Deux maîtres mots dans la communication de la marque en direction de ses cadres et de ses partenaires : indépendance et liberté. Indépendance parce que 100 % du capital est à présent détenu en totalité par trois personnes : Robert Greubel (le co-fondateur et actuel président de la manufacture), Stephen Forsey (l’autre co-fondateur de l’entreprise) et Antonio Calce (l’actuel CEO et membre du conseil d’administration). Liberté, pour la totale capacité de manœuvre retrouvée et la créativité sans frontières qu’autorise une nouvelle maturité. Pour les lecteur de Business Montres, la bonne santé retrouvée de la maison Greubel Forsey n’est pas une découverte : nous l’avions pressentie avec l’arrivée aux commandes d’Antonio Calce, à l’été 2020 [alors qu’on pouvait se poser de sérieuses questions sur l’avenir de la marque : révélations Business Montres du 18 août 2020] et nous l’avions anticipé (Business Montres du 1er février 2021). Tout depuis l’a confirmé, avec un désendettement spectaculaire de l’entreprise, le retour à une profitabilité perdue de vue depuis la fondation de la marque, une refondation stratégique assortie d’une réorientation industrielle impressionnante, la révision intelligente du catalogue produits et la définition d'une nouvelle offre capable de séduire de nouvelles générations d’amateurs en créant de la valeur pour des pièces qui commencent à devenir iconiques et difficiles à trouver (sur cet « apprentissage iconique » accéléré : Business Montres du 22 novembre 2021)…
Un nom absent de la communication de la marque sur ce retour à l’indépendance absolue : Richemont ! On imagine qu’il y a des clauses de confidentialité très contraignantes autour de cette déconsolidation par le groupe Richemont pour ce qui concerne son investissement initial dans Greubel Forsey : les groupes cotés ont leurs raisons que la raison n'explique pas.
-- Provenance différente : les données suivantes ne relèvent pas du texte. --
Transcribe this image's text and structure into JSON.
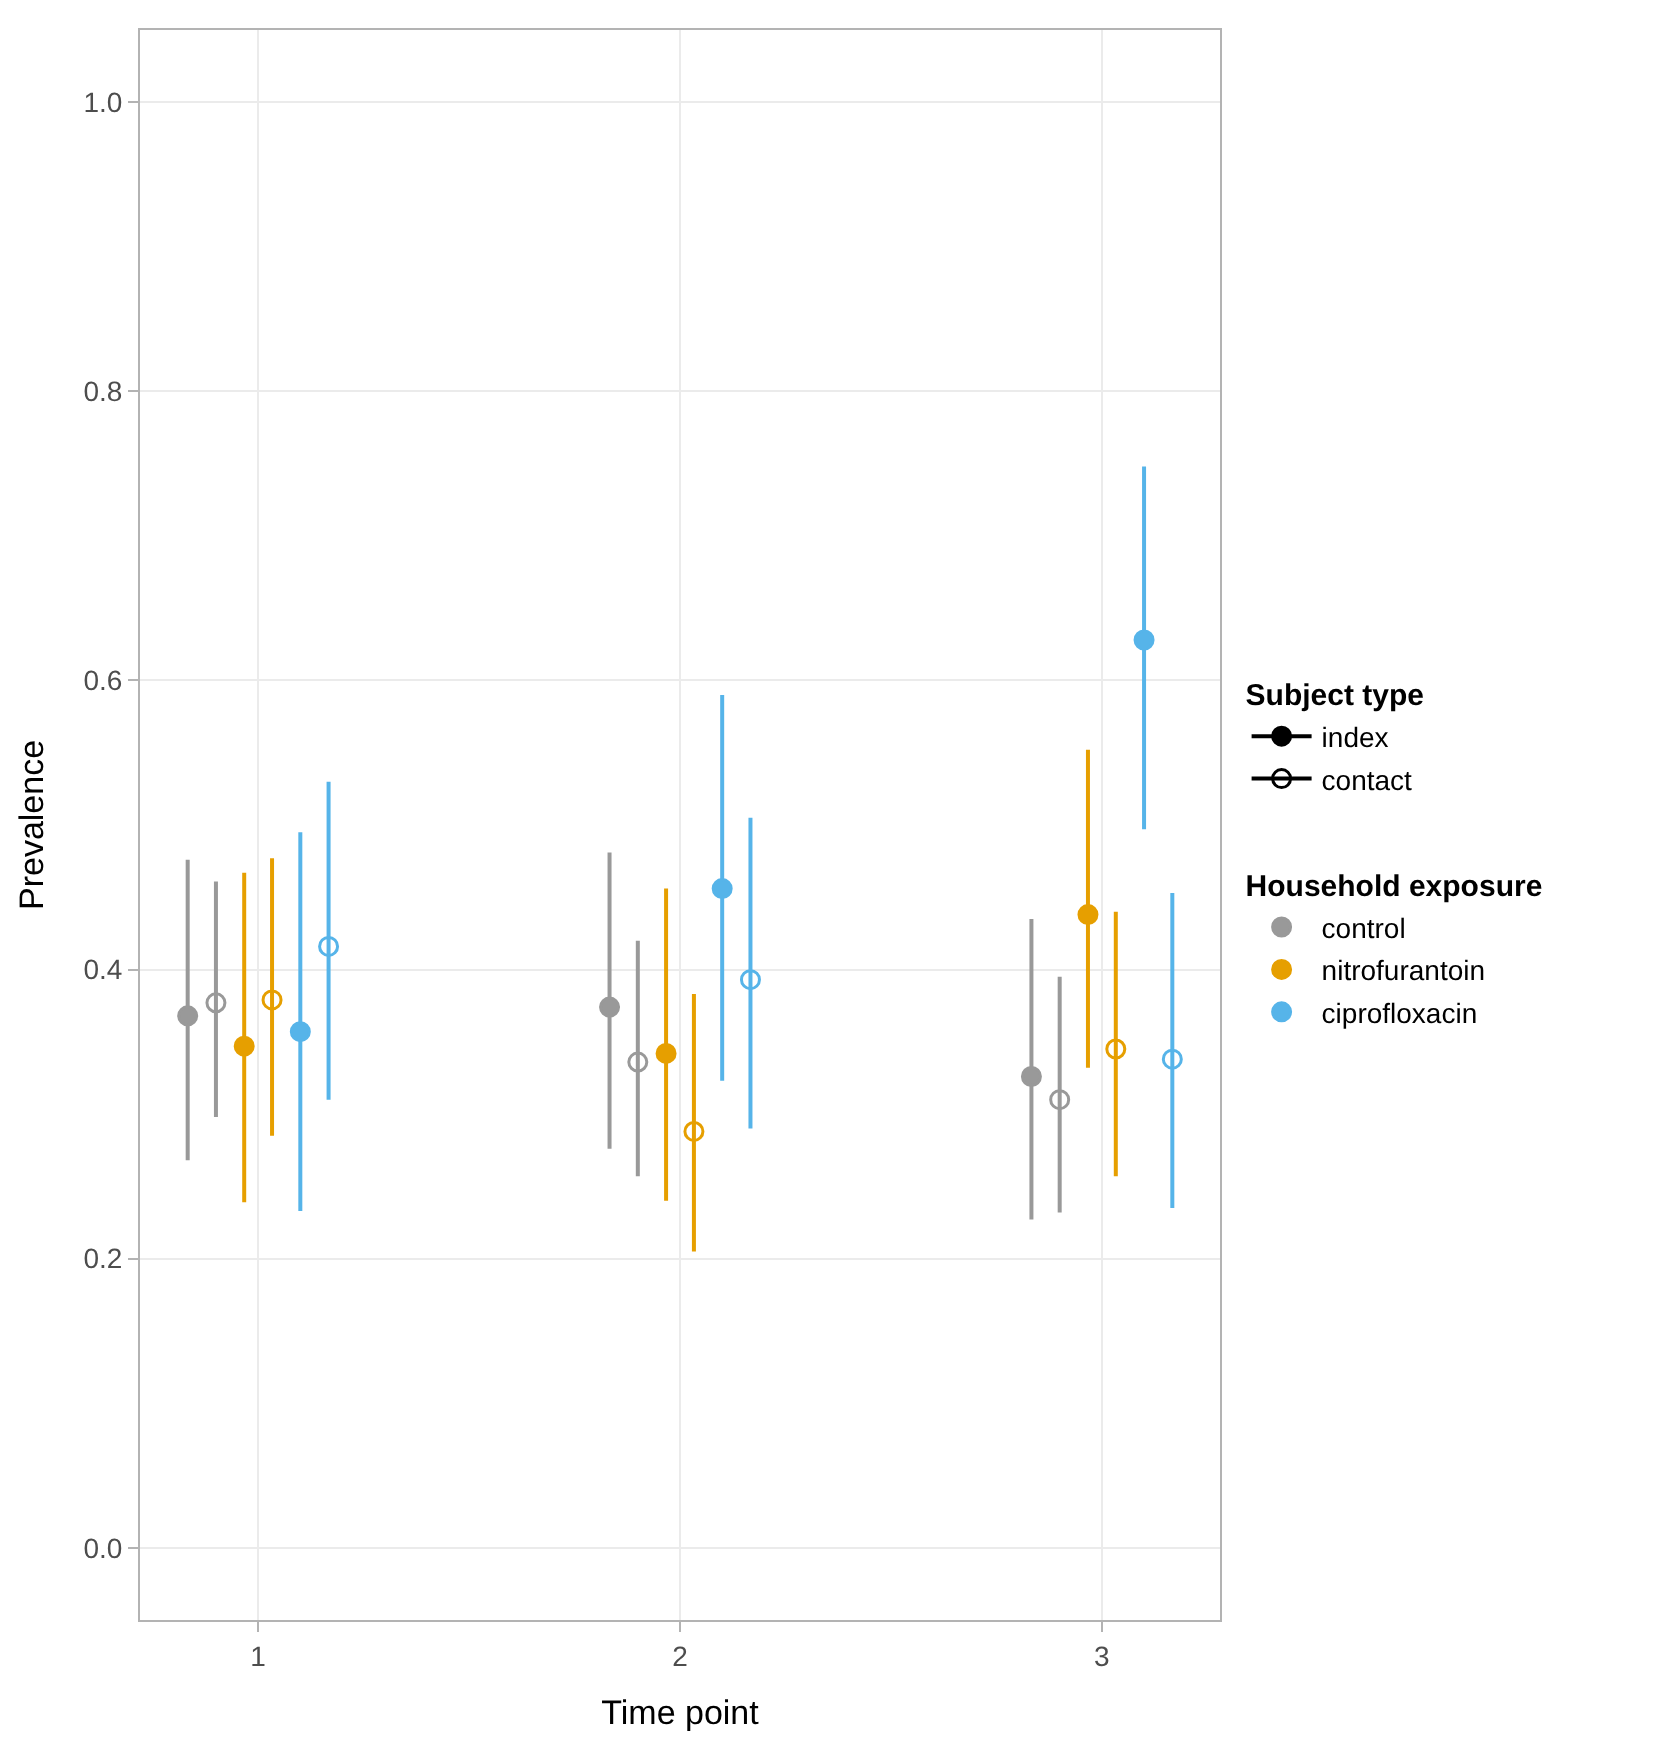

Rappelons que, voici quelques années, le groupe avait pris 20 % du capital, comme on a pu le découvrir dans le rapport d’activités 2007 (ci-dessous) et comme cela apparaissait encore dans le rapport d’activités 2021 (toujours ci-dessous). Rien n’est annoncé officiellement, mais, comme les 20 % de Richemont étaient la seule participation extérieure dans le capital de Greubel Forsey, il semble évident que c'est bien le groupe Richemont qui a rendu son indépendance à Greubel Forsey…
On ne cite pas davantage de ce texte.